Question 8.1.17: Let us toss a biased coin that comes up heads with probabili......
Let us toss a biased coin that comes up heads with probability p and assume the validity of the Strong Law of Large Numbers as described in Exercise 15.Then, with probability 1,
\frac{s_n}{n}\rightarrow p
as n →∞.If f(x) is a continuous function on the unit interval, then we also have
f\left(\frac{S_n}{n}\right) \rightarrow f(p).
Finally, we could hope that
E\left(f\left(\frac{S_n}{n}\right)\right) \rightarrow E (f(p))=f(p).
Show that, if all this is correct, as in fact it is, we would have proven that any continuous function on the unit interval is a limit of polynomial functions. This is a sketch of a probabilistic proof of an important theorem in mathematics called the Weierstrass approximation theorem.

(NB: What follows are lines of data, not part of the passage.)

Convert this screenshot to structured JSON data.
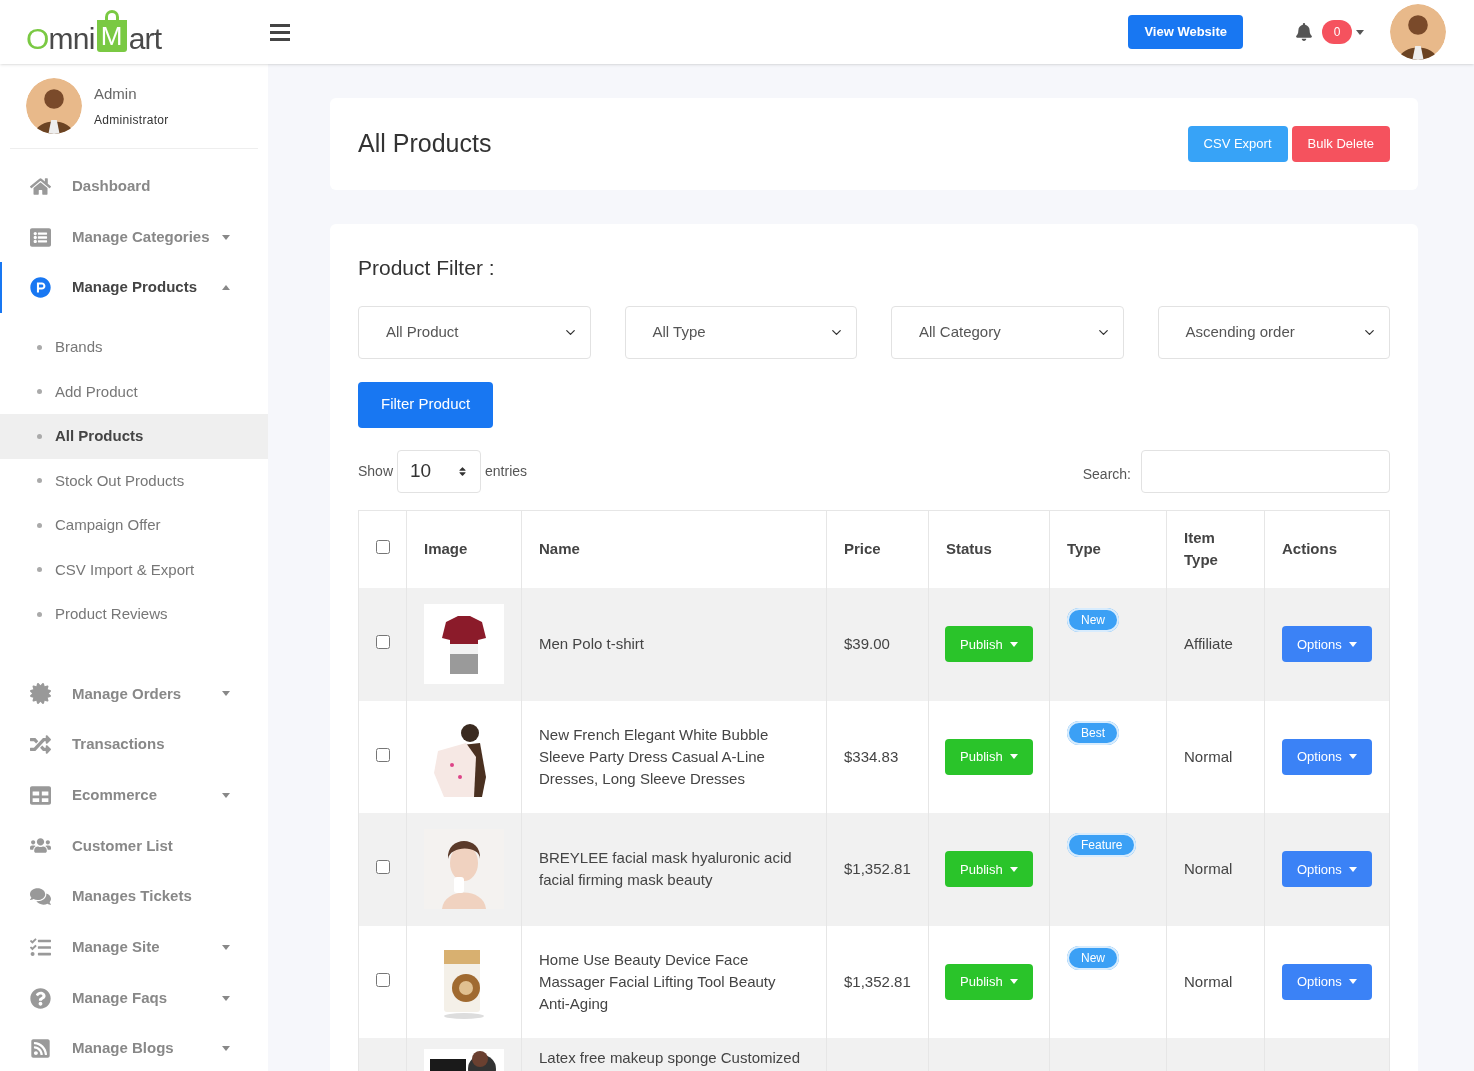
{
  "logo": [
    "O",
    "mni",
    "M",
    "art"
  ],
  "header": {
    "view_website": "View Website",
    "notification_count": "0"
  },
  "user": {
    "name": "Admin",
    "role": "Administrator"
  },
  "sidebar": {
    "items": [
      {
        "label": "Dashboard",
        "dropdown": false,
        "selected": false
      },
      {
        "label": "Manage Categories",
        "dropdown": true,
        "expanded": false,
        "selected": false
      },
      {
        "label": "Manage Products",
        "dropdown": true,
        "expanded": true,
        "selected": true,
        "children": [
          {
            "label": "Brands",
            "selected": false
          },
          {
            "label": "Add Product",
            "selected": false
          },
          {
            "label": "All Products",
            "selected": true
          },
          {
            "label": "Stock Out Products",
            "selected": false
          },
          {
            "label": "Campaign Offer",
            "selected": false
          },
          {
            "label": "CSV Import & Export",
            "selected": false
          },
          {
            "label": "Product Reviews",
            "selected": false
          }
        ]
      },
      {
        "label": "Manage Orders",
        "dropdown": true,
        "expanded": false,
        "selected": false
      },
      {
        "label": "Transactions",
        "dropdown": false,
        "selected": false
      },
      {
        "label": "Ecommerce",
        "dropdown": true,
        "expanded": false,
        "selected": false
      },
      {
        "label": "Customer List",
        "dropdown": false,
        "selected": false
      },
      {
        "label": "Manages Tickets",
        "dropdown": false,
        "selected": false
      },
      {
        "label": "Manage Site",
        "dropdown": true,
        "expanded": false,
        "selected": false
      },
      {
        "label": "Manage Faqs",
        "dropdown": true,
        "expanded": false,
        "selected": false
      },
      {
        "label": "Manage Blogs",
        "dropdown": true,
        "expanded": false,
        "selected": false
      }
    ]
  },
  "page": {
    "title": "All Products",
    "buttons": [
      "CSV Export",
      "Bulk Delete"
    ]
  },
  "filter": {
    "title": "Product Filter :",
    "selects": [
      "All Product",
      "All Type",
      "All Category",
      "Ascending order"
    ],
    "button": "Filter Product"
  },
  "table_controls": {
    "show_label": "Show",
    "page_size": "10",
    "entries_label": "entries",
    "search_label": "Search:"
  },
  "table": {
    "select_all": {
      "checked": false
    },
    "columns": [
      "Image",
      "Name",
      "Price",
      "Status",
      "Type",
      "Item Type",
      "Actions"
    ],
    "rows": [
      {
        "checked": false,
        "name": "Men Polo t-shirt",
        "price": "$39.00",
        "status": "Publish",
        "type": "New",
        "item_type": "Affiliate",
        "action": "Options"
      },
      {
        "checked": false,
        "name": "New French Elegant White Bubble Sleeve Party Dress Casual A-Line Dresses, Long Sleeve Dresses",
        "price": "$334.83",
        "status": "Publish",
        "type": "Best",
        "item_type": "Normal",
        "action": "Options"
      },
      {
        "checked": false,
        "name": "BREYLEE facial mask hyaluronic acid facial firming mask beauty",
        "price": "$1,352.81",
        "status": "Publish",
        "type": "Feature",
        "item_type": "Normal",
        "action": "Options"
      },
      {
        "checked": false,
        "name": "Home Use Beauty Device Face Massager Facial Lifting Tool Beauty Anti-Aging",
        "price": "$1,352.81",
        "status": "Publish",
        "type": "New",
        "item_type": "Normal",
        "action": "Options"
      },
      {
        "name": "Latex free makeup sponge Customized"
      }
    ]
  }
}
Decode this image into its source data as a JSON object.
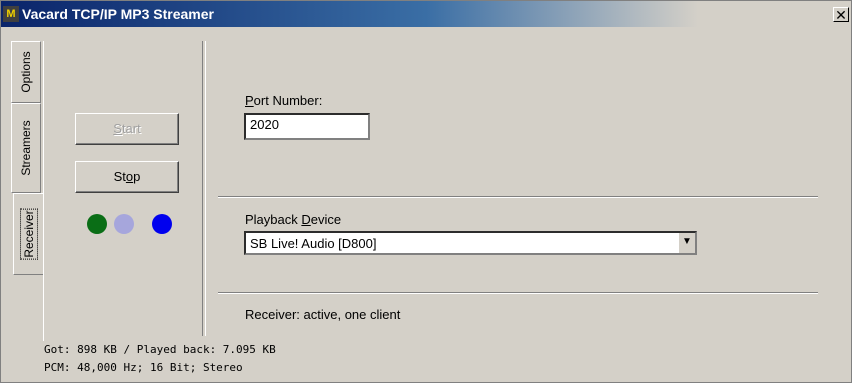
{
  "window": {
    "title": "Vacard TCP/IP MP3 Streamer",
    "app_icon_glyph": "M",
    "close_glyph": "✕"
  },
  "tabs": [
    {
      "label": "Options"
    },
    {
      "label": "Streamers"
    },
    {
      "label": "Receiver",
      "active": true
    }
  ],
  "controls": {
    "start_label": "Start",
    "start_accel": "S",
    "start_rest": "tart",
    "stop_label": "Stop",
    "stop_pre": "St",
    "stop_accel": "o",
    "stop_post": "p"
  },
  "indicators": [
    {
      "name": "green",
      "color": "#0a6e16"
    },
    {
      "name": "lavender",
      "color": "#a6a6dc"
    },
    {
      "name": "blue",
      "color": "#0000ee"
    }
  ],
  "port": {
    "label_accel": "P",
    "label_rest": "ort Number:",
    "value": "2020"
  },
  "playback": {
    "label_pre": "Playback ",
    "label_accel": "D",
    "label_rest": "evice",
    "value": "SB Live! Audio [D800]",
    "arrow": "▼"
  },
  "receiver_status": "Receiver: active, one client",
  "status_lines": [
    "Got: 898 KB / Played back: 7.095 KB",
    "PCM: 48,000 Hz; 16 Bit; Stereo"
  ]
}
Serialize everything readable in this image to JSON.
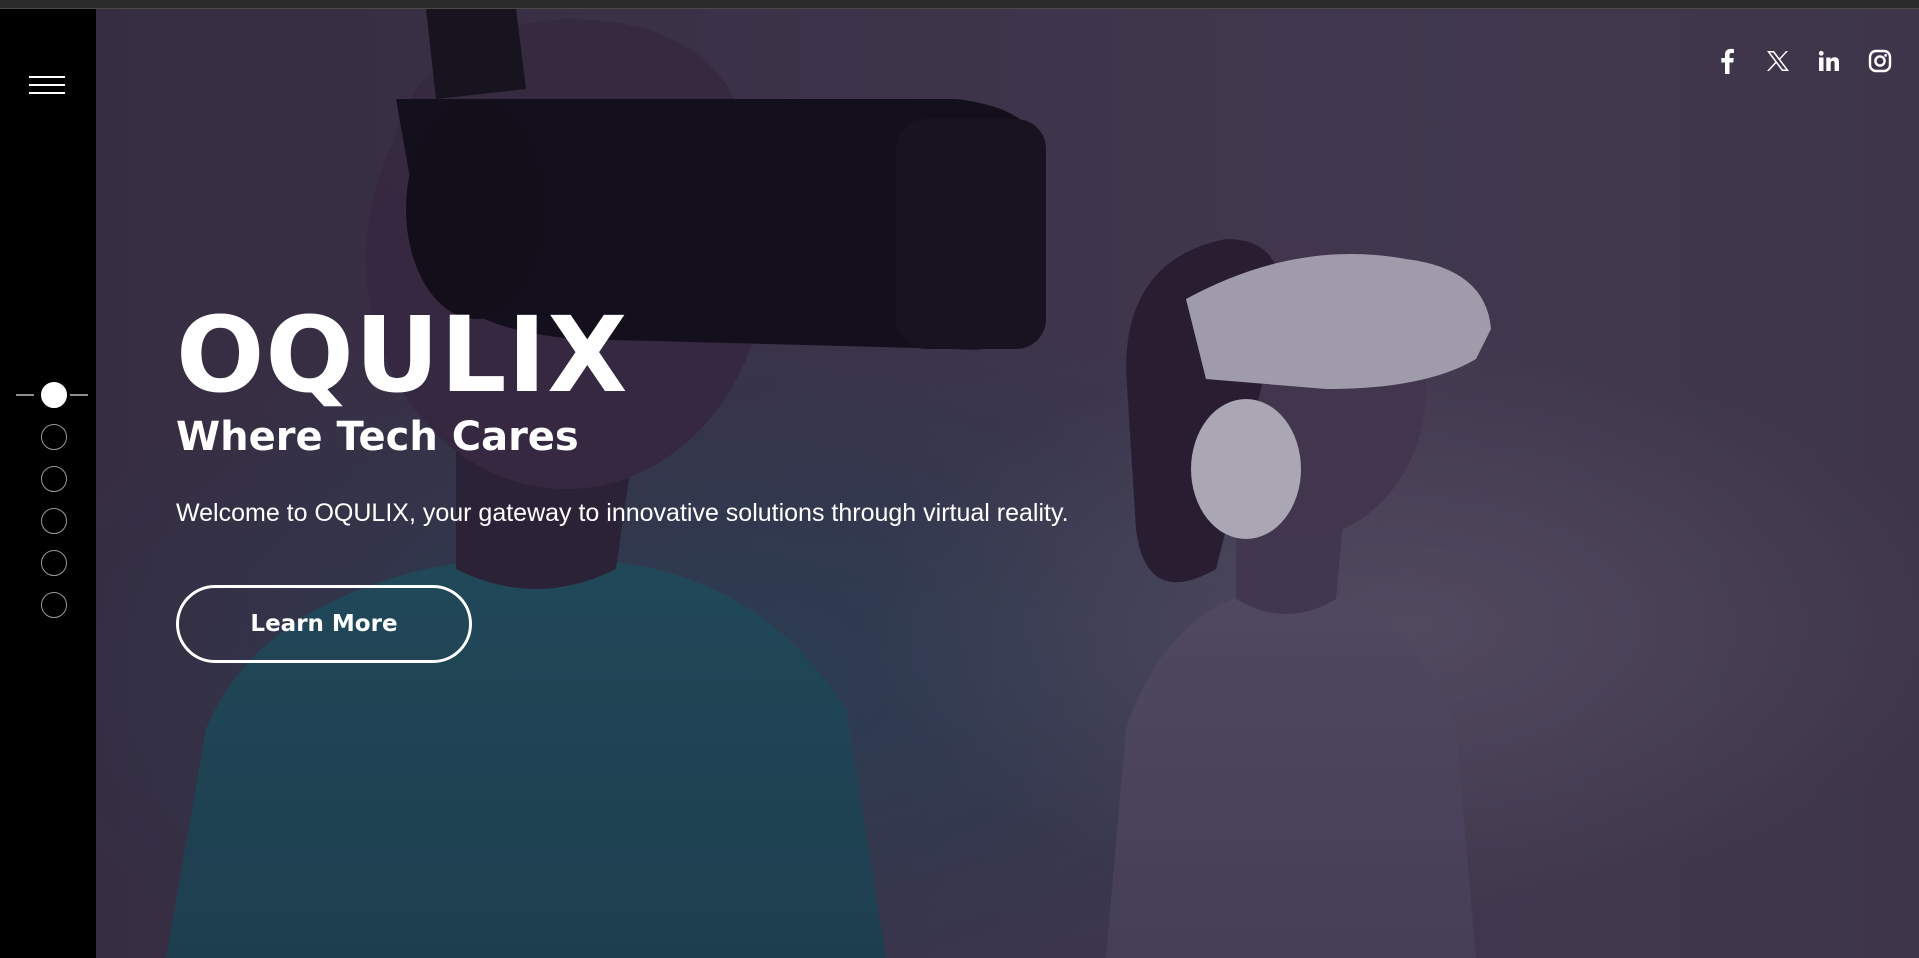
{
  "hero": {
    "brand": "OQULIX",
    "tagline": "Where Tech Cares",
    "welcome": "Welcome to OQULIX, your gateway to innovative solutions through virtual reality.",
    "cta_label": "Learn More"
  },
  "social": [
    {
      "icon": "facebook-icon"
    },
    {
      "icon": "x-twitter-icon"
    },
    {
      "icon": "linkedin-icon"
    },
    {
      "icon": "instagram-icon"
    }
  ],
  "slider": {
    "total_slides": 6,
    "active_slide": 1
  },
  "colors": {
    "sidebar": "#000000",
    "hero_tint": "#433a50",
    "text": "#ffffff"
  }
}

For x ∈ [0, 1], let us toss a biased coin that comes up heads with probability x. Then
E\left(\frac{f(S_n)}{n} \right)\rightarrow f(x).
But
E\left(\frac{f(S_n)}{n} \right)=\sum\limits_{k=0}^{n}{f\left(\frac{k}{n} \right)\left(\begin{matrix} n \\ k \end{matrix} \right) x^k(1-x)^{n-k} } .
The right side is a polynomial, and the left side tends to f(x). Hence
\sum\limits_{k=0}^{n}{f\left(\frac{k}{n} \right)\left(\begin{matrix} n \\ k \end{matrix} \right) x^k(1-x)^{n-k} } \rightarrow f(x).
This shows that we can obtain obtain any continuous function f(x) on [0,1] as a limit of polynomial functions.